Adora10 · 19/02/2019 10:33

OFGS, he's at it again isn't he, an affair last year only and he's already cosied up with OW, out on dates etc, texting constantly, nothing innocent about this OP, you need to get rid, he won't stop this behaviour, it's who he is.

gateauxauxfruits · 19/02/2019 12:29

Have you seen "Last Tango in Paris"?

MsDogLady · 19/02/2019 14:47

After working away for months, having minimal contact with family....

*We hardly saw each other.
*She begins sending frequent, overly friendly messages after hours.
*Well, we do enjoy messaging each other.
*Well, I buttered her up, telling her how great she was when she filled a roster.
*Well, I have fantasized about having sex with her and did ask her out for a drink alone.

Their affair is staring you in the face.

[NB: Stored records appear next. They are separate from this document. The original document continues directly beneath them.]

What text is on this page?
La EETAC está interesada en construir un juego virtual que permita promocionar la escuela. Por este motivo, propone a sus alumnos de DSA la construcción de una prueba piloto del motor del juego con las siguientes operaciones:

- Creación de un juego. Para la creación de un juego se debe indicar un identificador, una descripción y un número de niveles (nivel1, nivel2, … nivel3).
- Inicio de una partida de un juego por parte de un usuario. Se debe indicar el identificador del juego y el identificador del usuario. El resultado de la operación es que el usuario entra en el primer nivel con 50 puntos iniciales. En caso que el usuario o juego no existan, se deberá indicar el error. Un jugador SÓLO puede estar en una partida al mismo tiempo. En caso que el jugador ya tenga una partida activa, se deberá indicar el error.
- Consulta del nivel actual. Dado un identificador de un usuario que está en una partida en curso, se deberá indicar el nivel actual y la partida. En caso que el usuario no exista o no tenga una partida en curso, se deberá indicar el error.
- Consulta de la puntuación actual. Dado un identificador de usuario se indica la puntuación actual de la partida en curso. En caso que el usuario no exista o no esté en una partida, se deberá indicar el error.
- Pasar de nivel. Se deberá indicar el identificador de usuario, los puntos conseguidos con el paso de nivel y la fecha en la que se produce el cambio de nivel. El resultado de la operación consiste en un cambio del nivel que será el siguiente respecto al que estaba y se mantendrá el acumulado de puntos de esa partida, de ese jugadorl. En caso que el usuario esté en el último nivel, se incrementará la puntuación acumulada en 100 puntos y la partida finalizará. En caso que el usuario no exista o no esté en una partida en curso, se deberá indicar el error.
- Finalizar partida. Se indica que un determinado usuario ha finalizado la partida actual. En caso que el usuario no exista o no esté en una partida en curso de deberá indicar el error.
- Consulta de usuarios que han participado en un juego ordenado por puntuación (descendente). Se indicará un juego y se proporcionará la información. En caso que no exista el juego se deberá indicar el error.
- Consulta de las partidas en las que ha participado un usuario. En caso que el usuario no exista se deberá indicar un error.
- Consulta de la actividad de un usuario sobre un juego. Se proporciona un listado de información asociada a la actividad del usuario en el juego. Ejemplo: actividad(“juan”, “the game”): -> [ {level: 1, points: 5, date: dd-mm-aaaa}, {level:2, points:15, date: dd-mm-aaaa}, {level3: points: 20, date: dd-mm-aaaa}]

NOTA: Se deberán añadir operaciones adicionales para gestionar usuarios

They have developed emotional intimacy and likely physical. Even the messaging on mundane topics is bonding.

This man has very weak boundaries and is repeating his pattern. He learned nothing from his previous infidelity, such as why he cheated and how to safeguard.

Your own boundaries need strengthening. Why have you been tolerating the constant messaging? What consequences did you impose the last time?

2019willbegreat · 19/02/2019 15:08

Sorry OP but in the context of you later posts I would say he is indeed buffering her up....but not for work related reasons. I don't know how you can handle this given his cheating and lying in the past. Just awful of him.